Brian Schafer of Ten-Ninety

Start Me Up: Brian Schafer '05

Brian Schafer ’05 went from CFO at a scrap metal company to pairing craft beer with fine dining

By Peter Jurmu

1/13/2014 - Editor's note: In the Start Me Up series, the Kellogg School spotlights younger members of the Kellogg community who are bringing bold entrepreneurial visions to life.

It’s no secret that fine dining and fine wine go hand-in-hand.

But at Ten Ninety Brewing Company, Brian Schafer ’05 is raising craft brewing’s dining profile by rivaling wine’s subtlety and complexity with high-gravity beers.

“[Ten Ninety is] the beer that people will take to dinner parties and not be embarrassed of what is on the label,” Schafer says.

Schafer and his co-founders Andy Smith and Jamie Hoban named the brewery after the high “gravity,” or relative density of 1.090, at which they brew their flagship beers. That’s the ratio of the beer’s density to water’s.
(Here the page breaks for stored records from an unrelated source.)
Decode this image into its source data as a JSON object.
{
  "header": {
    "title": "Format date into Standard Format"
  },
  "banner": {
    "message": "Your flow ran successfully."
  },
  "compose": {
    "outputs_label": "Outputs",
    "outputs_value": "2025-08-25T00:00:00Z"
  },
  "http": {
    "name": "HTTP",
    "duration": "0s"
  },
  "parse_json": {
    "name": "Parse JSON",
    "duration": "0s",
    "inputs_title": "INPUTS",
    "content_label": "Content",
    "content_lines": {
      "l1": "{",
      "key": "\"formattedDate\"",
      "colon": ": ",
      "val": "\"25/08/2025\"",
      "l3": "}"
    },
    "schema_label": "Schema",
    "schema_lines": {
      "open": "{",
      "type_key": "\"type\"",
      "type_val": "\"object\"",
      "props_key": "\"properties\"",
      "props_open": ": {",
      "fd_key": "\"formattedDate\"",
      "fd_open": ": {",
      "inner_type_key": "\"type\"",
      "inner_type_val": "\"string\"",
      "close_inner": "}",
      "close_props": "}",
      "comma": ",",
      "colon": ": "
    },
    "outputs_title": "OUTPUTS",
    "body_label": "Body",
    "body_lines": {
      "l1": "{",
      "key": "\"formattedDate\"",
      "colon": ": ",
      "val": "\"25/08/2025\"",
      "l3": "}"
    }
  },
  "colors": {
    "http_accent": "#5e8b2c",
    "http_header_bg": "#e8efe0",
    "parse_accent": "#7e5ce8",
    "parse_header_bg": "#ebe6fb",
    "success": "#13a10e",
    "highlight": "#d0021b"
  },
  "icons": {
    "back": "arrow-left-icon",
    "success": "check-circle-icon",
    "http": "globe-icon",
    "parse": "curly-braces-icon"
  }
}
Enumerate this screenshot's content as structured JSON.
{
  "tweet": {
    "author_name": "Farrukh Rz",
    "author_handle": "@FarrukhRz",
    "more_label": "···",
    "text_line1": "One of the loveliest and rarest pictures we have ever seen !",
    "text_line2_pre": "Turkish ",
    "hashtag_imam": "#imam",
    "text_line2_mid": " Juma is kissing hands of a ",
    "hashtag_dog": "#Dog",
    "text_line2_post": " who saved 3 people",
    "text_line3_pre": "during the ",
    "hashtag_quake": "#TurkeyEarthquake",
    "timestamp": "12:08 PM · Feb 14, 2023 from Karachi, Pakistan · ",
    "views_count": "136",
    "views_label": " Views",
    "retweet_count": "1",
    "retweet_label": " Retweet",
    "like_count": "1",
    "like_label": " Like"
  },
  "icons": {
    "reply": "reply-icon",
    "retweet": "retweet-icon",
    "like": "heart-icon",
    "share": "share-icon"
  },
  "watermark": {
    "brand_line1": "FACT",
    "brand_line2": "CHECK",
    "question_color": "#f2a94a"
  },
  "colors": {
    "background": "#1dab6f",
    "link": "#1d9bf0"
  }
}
For comparison, a Budweiser is a comparatively watery 1.045 starting gravity, Schafer says. Water itself is 1.0.

Ten Ninety’s gravity, Schafer and crew say, is due to their recipe calling for a quantity of fermentable sugars similar to the quantity present in wine.

The name doubles as a pledge, staking out the corner of the market they intend to dominate in making Ten Ninety a national brand.

“People regularly spend $18-$25 on a bottle of wine,” Schafer says. “We have to get people to understand that $12-$18 for a bottle the same size with higher quality ingredients and unique flavor profiles is a value.”

High quality, low ego

Ten Ninety’s brews are now on draft in more than 70 Chicago-area bars and restaurants. They debuted on store shelves in November.

At Monk’s Pub, a popular Chicago Loop destination known for its extensive beer list, Ten Ninety’s Imperial Porter and Imperial IPA are hot picks.

“We get a lot of positive comments,” says Melissa Shary, manager at Monk’s. “We pour through those barrels rather quickly, which means people are having more than one from a list of 150-plus beers.”

Schafer says that even as the company grows, it will stay true to its homebrewing roots.

“Craft beer is a hands-on business,” he says, “Once you stray from that, you’re no longer craft beer.”

‘Living the dream’

Before Ten Ninety, Schafer was a CFO for a scrap metal company, but the pivot hasn’t fazed him.

“My strong financial background, along with my marketing and strategy degrees from Kellogg, has been indispensable in making a smooth transition,” he says. “I can say ‘I’m living the dream’ and not be using a cliché.”

Currently brewing by contract at a facility in Zion, Ill., the Ten Ninety team plans to move into a permanent brewery of its own in less than two years.